Nicht jede schwere Mandelentzündung macht eine Operation nötig. Die Entscheidungsgrundlage ist die Zahl von Halsschmerz-Episoden in den vergangenen zwölf Monaten. Bei weniger als drei Episoden rät die Leitlinie von einer Operation ab. Bei drei bis fünf Episoden kann die Tonsillektomie durchgeführt werden, bei sechs oder mehr Episoden ist sie „eine therapeutische Option“. „Bei mehrfach wiederkehrenden Mandelentzündungen hat sich die Mandelentfernung bewährt“, sagt Windfuhr.

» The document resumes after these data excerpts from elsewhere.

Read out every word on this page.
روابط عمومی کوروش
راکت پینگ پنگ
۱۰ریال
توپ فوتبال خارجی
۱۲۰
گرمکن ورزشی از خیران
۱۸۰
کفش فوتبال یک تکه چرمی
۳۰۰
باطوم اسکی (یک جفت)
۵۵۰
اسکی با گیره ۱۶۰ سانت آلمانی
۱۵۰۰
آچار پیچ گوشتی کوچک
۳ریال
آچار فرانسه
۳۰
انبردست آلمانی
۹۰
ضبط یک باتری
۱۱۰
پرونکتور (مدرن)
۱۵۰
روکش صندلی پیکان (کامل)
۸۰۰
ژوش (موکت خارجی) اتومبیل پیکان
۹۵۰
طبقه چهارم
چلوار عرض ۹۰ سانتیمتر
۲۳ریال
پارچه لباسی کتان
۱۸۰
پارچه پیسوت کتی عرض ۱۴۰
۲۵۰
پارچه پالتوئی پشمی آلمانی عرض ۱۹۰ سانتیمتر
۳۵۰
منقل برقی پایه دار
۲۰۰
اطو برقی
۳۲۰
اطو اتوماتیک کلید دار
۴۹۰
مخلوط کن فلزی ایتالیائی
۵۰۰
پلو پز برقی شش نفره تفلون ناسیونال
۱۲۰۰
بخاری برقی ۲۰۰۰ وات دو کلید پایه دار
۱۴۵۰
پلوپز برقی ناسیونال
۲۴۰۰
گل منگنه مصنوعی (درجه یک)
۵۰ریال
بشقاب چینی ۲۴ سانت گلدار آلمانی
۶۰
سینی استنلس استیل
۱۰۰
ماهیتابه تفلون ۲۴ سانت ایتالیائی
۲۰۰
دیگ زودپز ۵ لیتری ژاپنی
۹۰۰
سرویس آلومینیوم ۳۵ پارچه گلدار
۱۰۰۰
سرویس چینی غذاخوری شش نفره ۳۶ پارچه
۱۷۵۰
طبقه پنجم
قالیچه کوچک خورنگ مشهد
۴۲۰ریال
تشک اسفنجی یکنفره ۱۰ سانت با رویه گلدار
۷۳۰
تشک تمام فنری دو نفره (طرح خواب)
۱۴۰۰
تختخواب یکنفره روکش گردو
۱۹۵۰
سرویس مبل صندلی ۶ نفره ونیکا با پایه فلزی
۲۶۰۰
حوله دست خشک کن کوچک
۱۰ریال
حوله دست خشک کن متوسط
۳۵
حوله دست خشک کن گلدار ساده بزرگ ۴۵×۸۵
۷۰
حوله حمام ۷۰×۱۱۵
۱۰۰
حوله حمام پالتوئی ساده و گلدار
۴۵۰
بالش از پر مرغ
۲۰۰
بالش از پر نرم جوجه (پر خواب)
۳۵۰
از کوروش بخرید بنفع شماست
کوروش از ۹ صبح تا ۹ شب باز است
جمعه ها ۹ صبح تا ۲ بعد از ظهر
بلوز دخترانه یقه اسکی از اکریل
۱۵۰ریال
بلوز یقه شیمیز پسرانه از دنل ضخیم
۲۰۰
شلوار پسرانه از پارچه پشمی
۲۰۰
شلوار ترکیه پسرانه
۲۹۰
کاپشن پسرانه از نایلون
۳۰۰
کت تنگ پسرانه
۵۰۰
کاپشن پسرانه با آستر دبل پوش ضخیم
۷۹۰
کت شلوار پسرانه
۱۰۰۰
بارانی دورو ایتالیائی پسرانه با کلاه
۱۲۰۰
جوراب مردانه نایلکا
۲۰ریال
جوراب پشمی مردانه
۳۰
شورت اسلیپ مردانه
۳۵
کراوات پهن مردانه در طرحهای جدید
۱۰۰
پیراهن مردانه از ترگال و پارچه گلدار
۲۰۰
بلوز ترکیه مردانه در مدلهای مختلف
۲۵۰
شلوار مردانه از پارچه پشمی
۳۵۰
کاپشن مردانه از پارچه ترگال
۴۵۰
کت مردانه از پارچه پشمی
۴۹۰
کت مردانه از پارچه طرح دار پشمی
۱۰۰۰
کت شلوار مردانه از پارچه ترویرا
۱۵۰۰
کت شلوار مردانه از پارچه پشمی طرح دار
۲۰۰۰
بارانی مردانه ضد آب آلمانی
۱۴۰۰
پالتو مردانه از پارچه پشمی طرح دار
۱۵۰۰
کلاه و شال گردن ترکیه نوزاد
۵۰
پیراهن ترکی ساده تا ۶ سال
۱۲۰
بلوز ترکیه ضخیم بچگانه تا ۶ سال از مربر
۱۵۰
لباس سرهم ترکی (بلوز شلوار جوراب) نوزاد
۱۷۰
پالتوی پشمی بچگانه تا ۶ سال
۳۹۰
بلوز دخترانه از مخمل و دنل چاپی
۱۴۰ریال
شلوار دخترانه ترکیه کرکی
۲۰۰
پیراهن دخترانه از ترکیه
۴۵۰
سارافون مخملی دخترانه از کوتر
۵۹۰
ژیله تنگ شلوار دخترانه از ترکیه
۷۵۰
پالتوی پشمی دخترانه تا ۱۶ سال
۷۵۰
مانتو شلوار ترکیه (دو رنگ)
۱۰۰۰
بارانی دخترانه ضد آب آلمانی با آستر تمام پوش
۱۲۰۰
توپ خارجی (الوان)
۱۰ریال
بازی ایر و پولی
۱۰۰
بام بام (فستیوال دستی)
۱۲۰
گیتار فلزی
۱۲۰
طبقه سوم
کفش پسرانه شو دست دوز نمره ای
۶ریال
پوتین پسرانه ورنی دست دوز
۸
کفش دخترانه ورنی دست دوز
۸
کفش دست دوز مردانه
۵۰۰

Sie sei aber keine Notoperation. „Nur in besonders schweren Fällen sollte die Operation zügig erfolgen.“
Man müsse sich aber immer auch nach dem individuellen Patienten richten, sagt Zenk. „Wenn er zum Beispiel binnen zwei Monaten drei bis vier Mal Antibiotika benötigt hat, dann macht es Sinn, mit ihm zu sprechen“ – und gemeinsam mit ihm Nutzen und Risiko eines Eingriffs abzuwägen. Bei mehr als sechs eitrigen Mandelentzündungen pro Jahr sollten die Mandeln raus. Schließlich bedeute jede eitrige Mandelentzündung eine Belastung für den Körper. Eine unbehandelte Tonsillitis könne gefährlich werden und zu Komplikationen oder zu Schäden an Nieren und Herz führen.
Und dann ist da noch die Mandel-verkleinerung. Sind die Mandeln, wie es besonders bei Kindern zwischen drei und fünf Jahren vorkommt, stark vergrößert, müssen bei einer eventuellen Operation nicht die ganzen Mandeln entfernt werden. Eine Teilentfernung, Tonsillotomie genannt, ist eine Option, die auch in der Leitlinie empfohlen wird. Sie hat sich laut Windfuhr in schwedischen Studien bei Kindern und jungen Erwachsenen bewährt. „Die Tonsillotomie ist für die Patienten sehr viel weniger belastend. Anfängliche Bedenken, dass in den Mandelresten Entzündungskomplikationen programmiert sind, haben sich nicht bestätigt“, erklärt er.